Unemployment, especially among young adults ages 18 to 24, coupled with the sluggish economic recovery following the longest recession since World War II, contributed to the rise in poverty.
“The report shows more and more people dropping out of the middle class to a place where they are now scrambling every day,” said Melville Miller, president of Legal Services of New Jersey.
The median household income fell for the second straight year — from $69,571 in 2009 to $67,681 in 2010. As a result, one-eighth of New Jersey households, about 380,000 altogether, had difficulty providing enough food for family members at some time between 2008 and 2010, the report found.

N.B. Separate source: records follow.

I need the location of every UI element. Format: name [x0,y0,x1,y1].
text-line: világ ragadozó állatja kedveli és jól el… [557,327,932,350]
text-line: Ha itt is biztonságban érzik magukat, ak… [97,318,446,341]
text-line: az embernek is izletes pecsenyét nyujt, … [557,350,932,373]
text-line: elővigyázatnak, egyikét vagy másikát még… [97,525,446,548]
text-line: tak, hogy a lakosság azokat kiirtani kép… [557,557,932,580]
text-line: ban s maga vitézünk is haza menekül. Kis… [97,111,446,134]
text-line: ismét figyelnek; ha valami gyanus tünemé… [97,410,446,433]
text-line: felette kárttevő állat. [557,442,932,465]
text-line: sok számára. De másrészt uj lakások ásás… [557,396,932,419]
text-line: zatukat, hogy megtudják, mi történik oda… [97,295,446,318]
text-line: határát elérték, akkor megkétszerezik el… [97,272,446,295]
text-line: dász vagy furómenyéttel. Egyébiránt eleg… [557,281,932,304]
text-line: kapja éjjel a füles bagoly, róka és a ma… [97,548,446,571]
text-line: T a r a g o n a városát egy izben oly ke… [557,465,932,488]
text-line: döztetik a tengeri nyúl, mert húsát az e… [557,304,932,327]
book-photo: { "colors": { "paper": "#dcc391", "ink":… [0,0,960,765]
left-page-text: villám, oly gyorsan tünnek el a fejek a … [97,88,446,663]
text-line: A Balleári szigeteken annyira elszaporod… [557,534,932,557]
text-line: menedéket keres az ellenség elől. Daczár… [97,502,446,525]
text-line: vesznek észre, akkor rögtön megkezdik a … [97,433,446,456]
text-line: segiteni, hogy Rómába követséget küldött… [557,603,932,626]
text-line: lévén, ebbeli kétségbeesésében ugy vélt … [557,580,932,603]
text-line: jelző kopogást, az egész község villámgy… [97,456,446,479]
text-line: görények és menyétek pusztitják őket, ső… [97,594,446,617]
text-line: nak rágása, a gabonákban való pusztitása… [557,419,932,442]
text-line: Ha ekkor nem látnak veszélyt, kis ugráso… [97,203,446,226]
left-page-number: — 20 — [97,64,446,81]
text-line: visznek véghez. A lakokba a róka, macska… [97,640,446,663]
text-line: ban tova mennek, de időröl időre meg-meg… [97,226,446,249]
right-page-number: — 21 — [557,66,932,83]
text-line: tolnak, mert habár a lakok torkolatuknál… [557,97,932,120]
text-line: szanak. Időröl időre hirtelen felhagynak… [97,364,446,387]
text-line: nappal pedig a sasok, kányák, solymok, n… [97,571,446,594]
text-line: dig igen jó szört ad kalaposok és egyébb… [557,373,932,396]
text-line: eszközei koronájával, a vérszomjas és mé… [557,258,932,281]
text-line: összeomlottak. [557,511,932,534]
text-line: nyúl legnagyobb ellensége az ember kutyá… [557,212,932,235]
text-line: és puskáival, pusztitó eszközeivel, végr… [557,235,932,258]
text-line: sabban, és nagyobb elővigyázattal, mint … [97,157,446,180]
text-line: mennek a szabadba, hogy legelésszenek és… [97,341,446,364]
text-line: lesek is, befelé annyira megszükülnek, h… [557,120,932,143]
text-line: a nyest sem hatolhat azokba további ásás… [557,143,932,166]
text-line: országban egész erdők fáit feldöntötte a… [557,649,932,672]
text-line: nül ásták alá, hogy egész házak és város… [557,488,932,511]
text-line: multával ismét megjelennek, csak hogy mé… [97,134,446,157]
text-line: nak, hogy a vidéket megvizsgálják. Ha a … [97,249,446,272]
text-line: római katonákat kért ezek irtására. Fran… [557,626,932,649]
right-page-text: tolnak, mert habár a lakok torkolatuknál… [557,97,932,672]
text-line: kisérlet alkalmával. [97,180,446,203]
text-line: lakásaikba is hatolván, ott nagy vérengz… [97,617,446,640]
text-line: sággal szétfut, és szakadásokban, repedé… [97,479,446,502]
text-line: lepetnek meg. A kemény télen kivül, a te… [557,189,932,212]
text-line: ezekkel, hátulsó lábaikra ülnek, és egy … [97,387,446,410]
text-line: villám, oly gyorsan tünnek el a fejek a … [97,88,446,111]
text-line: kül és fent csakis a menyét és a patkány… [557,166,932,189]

Surprisingly, the poverty rate in Camden, the poorest city in the state, improved, falling from 40.5 percent to 36.4 percent. Upticks, however, in nearby Cherry Hill and Mount Laurel suggest that Camden’s poor may have simply moved to those towns without escaping the grip of poverty.
Meanwhile, the percentage of Pennsylvanians living in poverty jumped from 11.6 in 2007 to 13.4 percent in 2010, according to the Pennsylvania Budget and Policy Center.
These increases in poverty cannot continue to be ignored by policymakers who in their zeal to cut government spending forget that there are consequences to depending on overwhelmed charities to fill the breach.